Well just need to get this off my chest. I cant talk about in real life as I don't want to jinx it! We put our house on the market in the Summer as we saw a house that could be our forever home. I love our current house, my children have grown up here and it is spacious and has everything we need. We have lovely neighbours and work and school are a good distance away. But it has never been the home I want to grow old in, our final stop as it were. In the Summer we spotted a house we liked, had a viewing and loved it, some reservations but liked it enough to put ours on the market. Then in the Autumn it sold and we had not sold ours. However, I was not upset! I thought that I would be and saw this as a big clue it was not meant to be the one! Then we saw THE house. It is everything I wanted and more. It means a longer commute to work by 15 mins and is not in an area we thought it would be. But it is stunning, rural location with views, In a style I love and picture perfect, every feature I could ever want ( well no swimming pool
) head over heels in love with it. Literally my dream house. Then.... we sold ours. Just found out our offer has been accepted on the dreamhouse.

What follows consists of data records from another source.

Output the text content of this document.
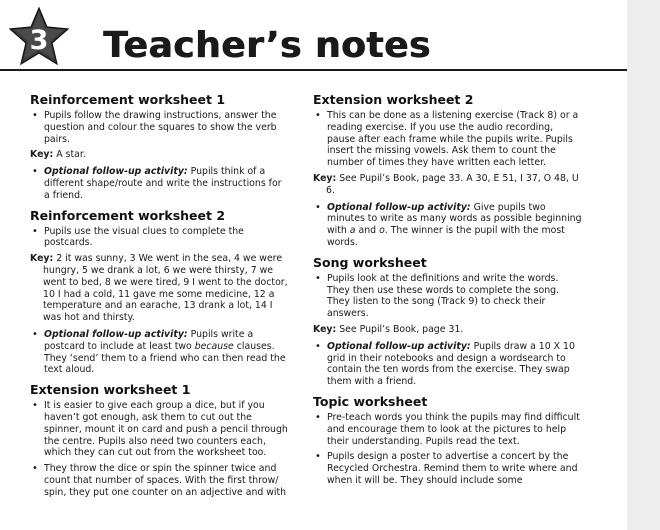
3 Teacher’s notes
Reinforcement worksheet 1

• Pupils follow the drawing instructions, answer the question and colour the squares to show the verb pairs.

Key: A star.

• Optional follow-up activity: Pupils think of a different shape/route and write the instructions for a friend.

Reinforcement worksheet 2

• Pupils use the visual clues to complete the postcards.

Key: 2 it was sunny, 3 We went in the sea, 4 we were hungry, 5 we drank a lot, 6 we were thirsty, 7 we went to bed, 8 we were tired, 9 I went to the doctor, 10 I had a cold, 11 gave me some medicine, 12 a temperature and an earache, 13 drank a lot, 14 I was hot and thirsty.

• Optional follow-up activity: Pupils write a postcard to include at least two because clauses. They ‘send’ them to a friend who can then read the text aloud.

Extension worksheet 1

• It is easier to give each group a dice, but if you haven’t got enough, ask them to cut out the spinner, mount it on card and push a pencil through the centre. Pupils also need two counters each, which they can cut out from the worksheet too.

• They throw the dice or spin the spinner twice and count that number of spaces. With the first throw/ spin, they put one counter on an adjective and with

Extension worksheet 2

• This can be done as a listening exercise (Track 8) or a reading exercise. If you use the audio recording, pause after each frame while the pupils write. Pupils insert the missing vowels. Ask them to count the number of times they have written each letter.

Key: See Pupil’s Book, page 33. A 30, E 51, I 37, O 48, U 6.

• Optional follow-up activity: Give pupils two minutes to write as many words as possible beginning with a and o. The winner is the pupil with the most words.

Song worksheet

• Pupils look at the definitions and write the words. They then use these words to complete the song. They listen to the song (Track 9) to check their answers.

Key: See Pupil’s Book, page 31.

• Optional follow-up activity: Pupils draw a 10 X 10 grid in their notebooks and design a wordsearch to contain the ten words from the exercise. They swap them with a friend.

Topic worksheet

• Pre-teach words you think the pupils may find difficult and encourage them to look at the pictures to help their understanding. Pupils read the text.

• Pupils design a poster to advertise a concert by the Recycled Orchestra. Remind them to write where and when it will be. They should include some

I know that I need to remain calm. A long way to go yet. Anything can happen, we are not telling anyone in real life yet at least until we exchange. But I could burst and had to share somewhere!
I was beginning to lose faith that ours would sell as the market has been dead. We have had lots of viewings but no one who wanted it until now.
So much running through my head. I am over the moon, trying to remain calm and also feeling sentimental that this will be our last Christmas in the home our children grew up in. And how much I have to do!